David uses music. Specifically, a single instrumental playlist he's been using for months — he calls it "the playlist that means work." It's always the same playlist, always from the beginning, always on low volume. He plays it only during his 5am learning sessions.

He chose music deliberately for this session because he found that complete silence, at 5am with most of his brain still warming up, allowed too much mental wandering. The familiar instrumental playlist occupies just enough of his background attention to prevent the mind from drifting, without competing with the cognitive work.

He acknowledges this might not be optimal for everyone. "I actually tested it. I did two weeks with music and two weeks without and tracked my output — lines of code written, questions answered in my session log, concepts I could recall the next day. The music weeks were slightly better for me, though not dramatically." He treats it as a personal data point, not a universal recommendation.


The Results: 18 Months In

David spends two hours per weekday on deep ML learning, plus occasional weekend sessions. In 18 months, he has: - Completed three substantial ML courses (fast.ai, Andrew Ng's Coursera specialization, Stanford CS229 audited) - Read 12 textbooks and monographs on ML topics - Built and deployed four ML projects, including one used by his company - Transitioned from "curious software architect" to "ML-capable architect who handles the ML architecture on production systems"

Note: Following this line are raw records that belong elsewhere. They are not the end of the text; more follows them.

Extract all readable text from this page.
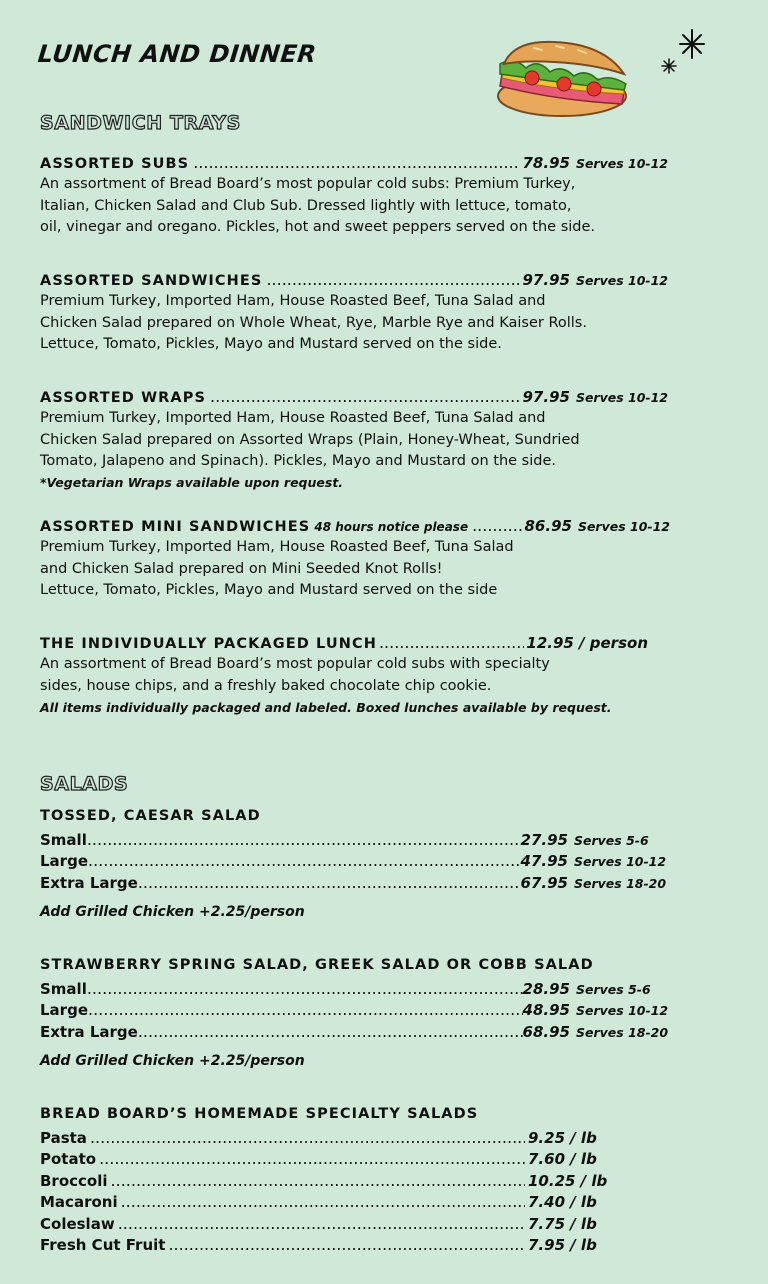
LUNCH AND DINNER
SANDWICH TRAYS
ASSORTED SUBS .....	78.95 Serves 10-12
An assortment of Bread Board’s most popular cold subs: Premium Turkey,
Italian, Chicken Salad and Club Sub. Dressed lightly with lettuce, tomato,
oil, vinegar and oregano. Pickles, hot and sweet peppers served on the side.
ASSORTED SANDWICHES .....	97.95 Serves 10-12
Premium Turkey, Imported Ham, House Roasted Beef, Tuna Salad and
Chicken Salad prepared on Whole Wheat, Rye, Marble Rye and Kaiser Rolls.
Lettuce, Tomato, Pickles, Mayo and Mustard served on the side.
ASSORTED WRAPS .....	97.95 Serves 10-12
Premium Turkey, Imported Ham, House Roasted Beef, Tuna Salad and
Chicken Salad prepared on Assorted Wraps (Plain, Honey-Wheat, Sundried
Tomato, Jalapeno and Spinach). Pickles, Mayo and Mustard on the side.
*Vegetarian Wraps available upon request.
ASSORTED MINI SANDWICHES 48 hours notice please .....	86.95 Serves 10-12
Premium Turkey, Imported Ham, House Roasted Beef, Tuna Salad
and Chicken Salad prepared on Mini Seeded Knot Rolls!
Lettuce, Tomato, Pickles, Mayo and Mustard served on the side
THE INDIVIDUALLY PACKAGED LUNCH .....	12.95 / person
An assortment of Bread Board’s most popular cold subs with specialty
sides, house chips, and a freshly baked chocolate chip cookie.
All items individually packaged and labeled. Boxed lunches available by request.
SALADS
TOSSED, CAESAR SALAD
Small .....	27.95 Serves 5-6
Large .....	47.95 Serves 10-12
Extra Large .....	67.95 Serves 18-20
Add Grilled Chicken +2.25/person
STRAWBERRY SPRING SALAD, GREEK SALAD OR COBB SALAD
Small .....	28.95 Serves 5-6
Large .....	48.95 Serves 10-12
Extra Large .....	68.95 Serves 18-20
Add Grilled Chicken +2.25/person
BREAD BOARD’S HOMEMADE SPECIALTY SALADS
Pasta .....	9.25 / lb
Potato .....	7.60 / lb
Broccoli .....	10.25 / lb
Macaroni .....	7.40 / lb
Coleslaw .....	7.75 / lb
Fresh Cut Fruit .....	7.95 / lb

He attributes roughly equal credit to the techniques he uses (retrieval practice, spaced repetition, deliberate practice on problems, interleaving) and to the environment he created (the room, the ritual, the phone policy, the digital configuration).

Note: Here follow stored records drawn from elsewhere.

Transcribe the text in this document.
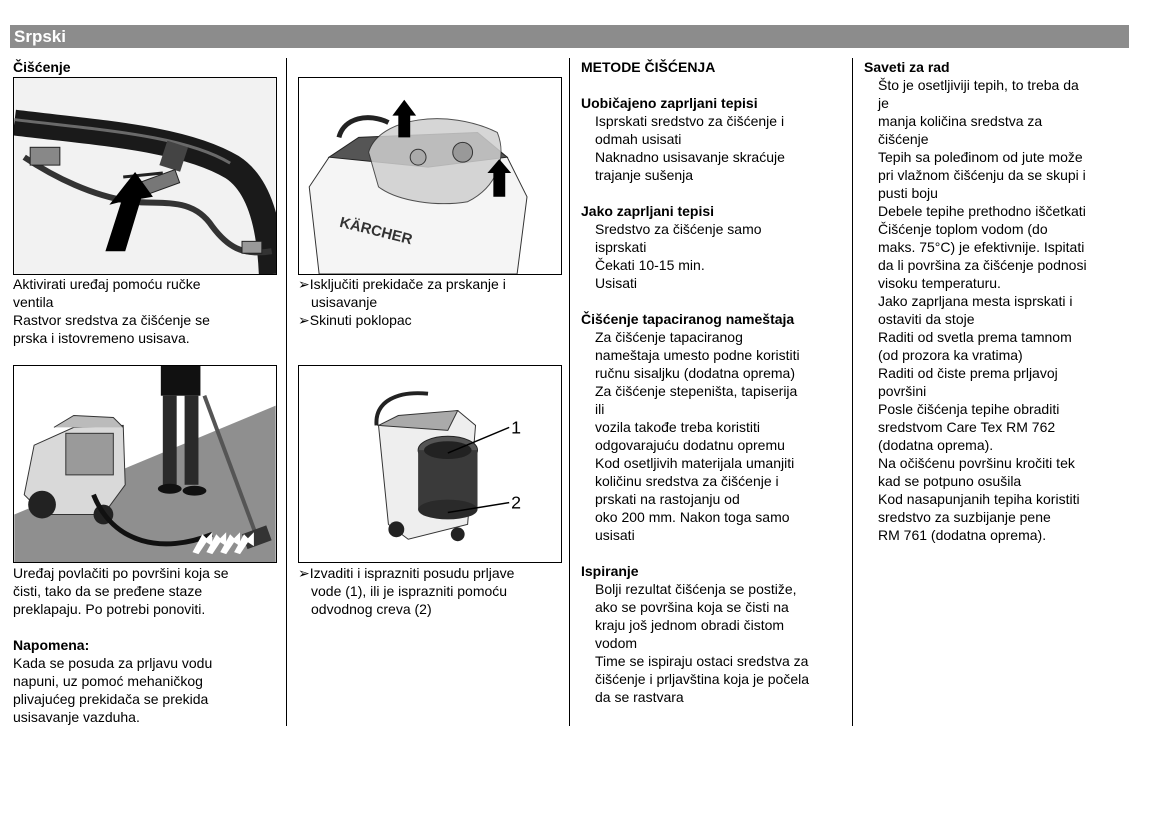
Srpski

Čišćenje

Aktivirati uređaj pomoću ručke

ventila

Rastvor sredstva za čišćenje se

prska i istovremeno usisava.

Uređaj povlačiti po površini koja se

čisti, tako da se pređene staze

preklapaju. Po potrebi ponoviti.

Napomena:

Kada se posuda za prljavu vodu

napuni, uz pomoć mehaničkog

plivajućeg prekidača se prekida

usisavanje vazduha.

KÄRCHER

➢Isključiti prekidače za prskanje i
usisavanje

➢Skinuti poklopac

1
2

➢Izvaditi i isprazniti posudu prljave
vode (1), ili je isprazniti pomoću
odvodnog creva (2)

METODE ČIŠĆENJA

Uobičajeno zaprljani tepisi

Isprskati sredstvo za čišćenje i

odmah usisati

Naknadno usisavanje skraćuje

trajanje sušenja

Jako zaprljani tepisi

Sredstvo za čišćenje samo

isprskati

Čekati 10-15 min.

Usisati

Čišćenje tapaciranog nameštaja

Za čišćenje tapaciranog

nameštaja umesto podne koristiti

ručnu sisaljku (dodatna oprema)

Za čišćenje stepeništa, tapiserija

ili

vozila takođe treba koristiti

odgovarajuću dodatnu opremu

Kod osetljivih materijala umanjiti

količinu sredstva za čišćenje i

prskati na rastojanju od

oko 200 mm. Nakon toga samo

usisati

Ispiranje

Bolji rezultat čišćenja se postiže,

ako se površina koja se čisti na

kraju još jednom obradi čistom

vodom

Time se ispiraju ostaci sredstva za

čišćenje i prljavština koja je počela

da se rastvara

Saveti za rad

Što je osetljiviji tepih, to treba da

je

manja količina sredstva za

čišćenje

Tepih sa poleđinom od jute može

pri vlažnom čišćenju da se skupi i

pusti boju

Debele tepihe prethodno iščetkati

Čišćenje toplom vodom (do

maks. 75°C) je efektivnije. Ispitati

da li površina za čišćenje podnosi

visoku temperaturu.

Jako zaprljana mesta isprskati i

ostaviti da stoje

Raditi od svetla prema tamnom

(od prozora ka vratima)

Raditi od čiste prema prljavoj

površini

Posle čišćenja tepihe obraditi

sredstvom Care Tex RM 762

(dodatna oprema).

Na očišćenu površinu kročiti tek

kad se potpuno osušila

Kod nasapunjanih tepiha koristiti

sredstvo za suzbijanje pene

RM 761 (dodatna oprema).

"The techniques give you the direction; the environment gives you the traction. Without the room and the ritual, I'd still be trying to study at 9pm with my work phone buzzing and the TV on in the background. Without the techniques, I'd be spending two focused hours rereading things I already know. You need both."


What Others Can Steal from David's Setup

You almost certainly can't replicate David's exact setup. You may not have a spare room. You might not be able to wake up at 5am. But the principles are universally applicable:

  1. Dedicate a specific location to deep learning — and use it only for that. Even a specific chair. Even a specific corner of a room.
  2. Put the phone physically out of reach, not just face-down. "Another room" is dramatically more effective than "same room but in a drawer."
  3. Pre-configure your digital environment the night before. Stage what you'll work on. Make the first decision of the session "sit down," not "figure out what to do."
  4. Design a startup ritual and repeat it without variation. The ritual is the cue. It only works if it's consistent.
  5. Find the time in your day when your brain is freshest and protect it for your most important learning. For David it's 5am. For you it might be a different time. But if your best cognitive hours are going to work or social media, your learning is running on the remainder.